Идет очень медленный, тихий снег. Робкая контратака зимы.
25.3
Сижу в библиотеке Института Азии и просматриваю верстку Закани. Приятно видеть свое сочинительство напечатанным типографским способом.
За окном серая Нева с белыми редкими льдинами и Петропавловка со свежим золотом шпиля. Читальный зал пуст.
Приходит Б. и ведет меня в свой кабинет. Проходим одну комнату, вторую, третью, четвертую… Двери открываются и закрываются. В комнатах ни души.
Выхожу на набережную. Идет мокрый снег. У крыльца беседуют две женщины:
– Пришла на кухню и вижу – ее табуретка спокойненько стоит у моей стены! Я ей говорю: убери свою паршивую табуретку, не то я вышвырну ее в окно! А она мне: Не имеешь права! Это не твоя стена, а общественная! Ах вот как, говорю, общественная?..

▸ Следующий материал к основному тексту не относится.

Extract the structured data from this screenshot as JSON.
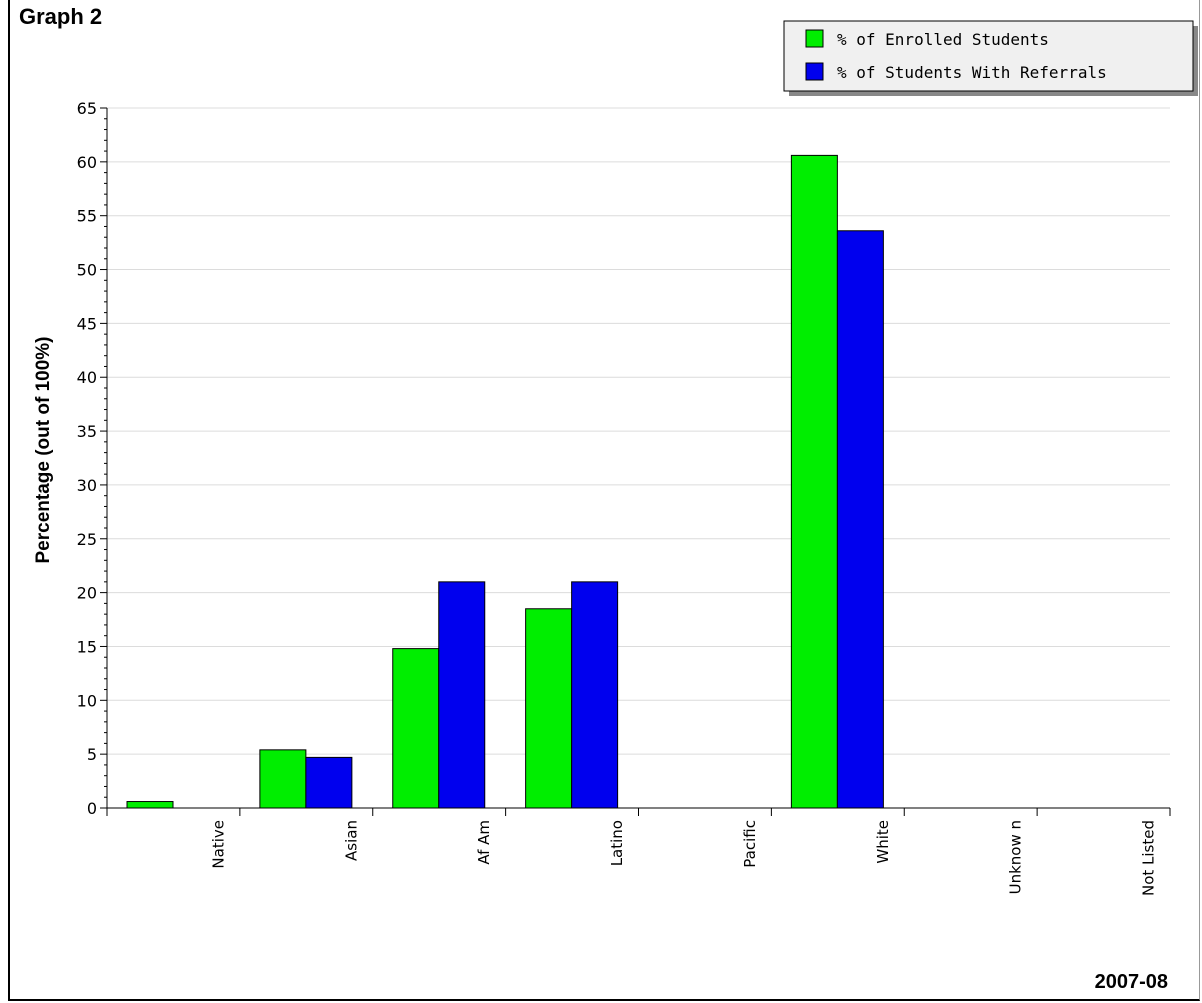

Наука и искусство, которые, как казалось, всегда шли рядом, становятся непримиримыми антагонистами. Фантастическое, катастрофически ускоряющееся развитие техники грозит тысячами опасностей, которые невозможно предугадать. Солдат, никогда не читавший Шекспира и выключающий радио, когда играют Бетховена, превосходно справляется с обязанностями ракетчика. Он крутит свои рукоятки, нажимает на рычаги и ждет последней команды. Он горд своим могуществом, своей причастностью к этой тупой и бездушной силе стали и плутония. Он – в главной роли. Остальные – статисты.
31.3
Опять приснилась Сюзи. Будто проснулся, и она лежит рядом со мной в постели. У нее накрашенный рот, напудренные щеки, но голова совсем голая – без волос.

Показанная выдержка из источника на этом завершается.